The National Film Board recently released an “interactive” project called Similkameen Crossroads.

 

The National Film Board recently released an “interactive” project called Similkameen Crossroads.

Similkameen Crossroads is the second interactive release from the NFB/imagineNATIVE Digital Media Partnership, which supports new forms of indigenous artistic expression and offers Canadian Aboriginal artists an opportunity to develop audacious, innovative and socially relevant new media works.

For Métis artist Tyler Hagan, the iconic little church off Highway 3 near Hedley serves as the focal point of the interactive photo essay, as Hagan seeks to reconcile his Christian upbringing with the church’s blighted yet enduring relationship with First Nations people.

Similkameen Crossroads combines stunning images of the church and surrounding valley with audio fragments from Hagan’s highly personal exploration of place, faith and identity. It’s the latest interactive work from the NFB, whose Web documentaries and immersive online experiences are pioneering new directions in storytelling while exploring underrepresented stories and issues across Canada.

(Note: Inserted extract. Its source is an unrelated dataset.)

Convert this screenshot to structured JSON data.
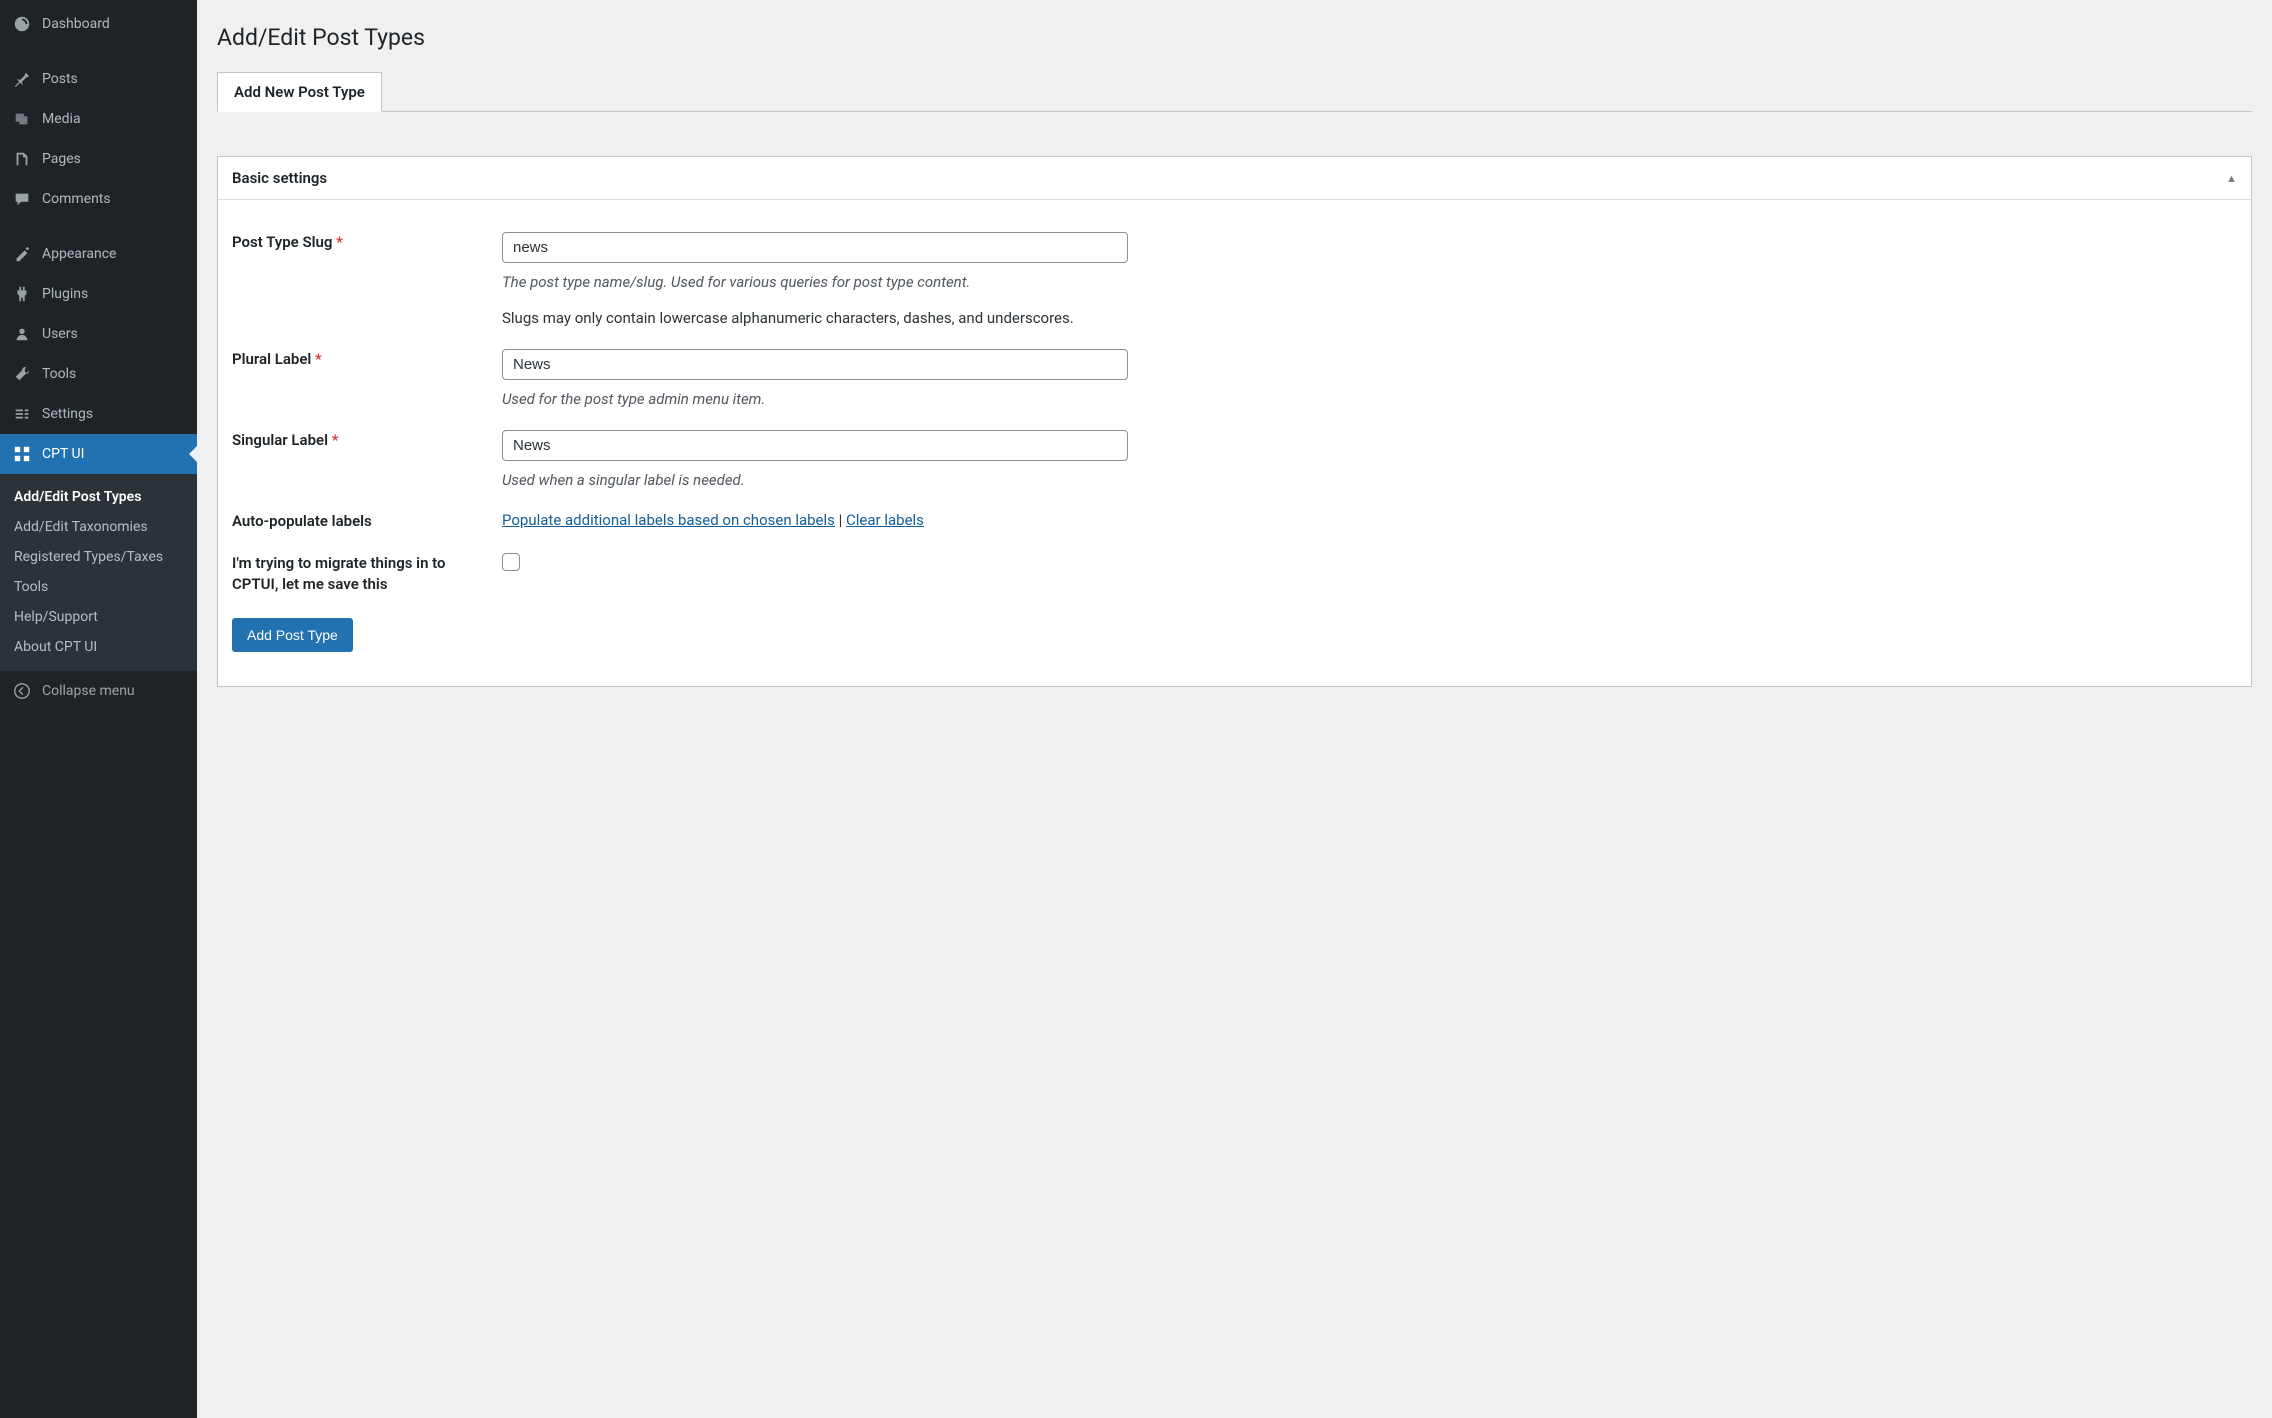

After his Christian upbringing in the suburbs of Vancouver, Hagan was thrust into an examination of faith and identity when his father died, triggering a process that eventually led him to claim Métis citizenship. For Similkameen Crossroads, he spent weeks gathering images and interviews, aided by the generous spirit of the people of the Similkameen Valley, who shared their stories, beliefs and practices. What they described to Hagan was a complex, often contradictory, set of spiritual and cultural identities, one that gave this Vancouver-based filmmaker and digital artist an invaluable working model for a way of being that embraces multiplicity.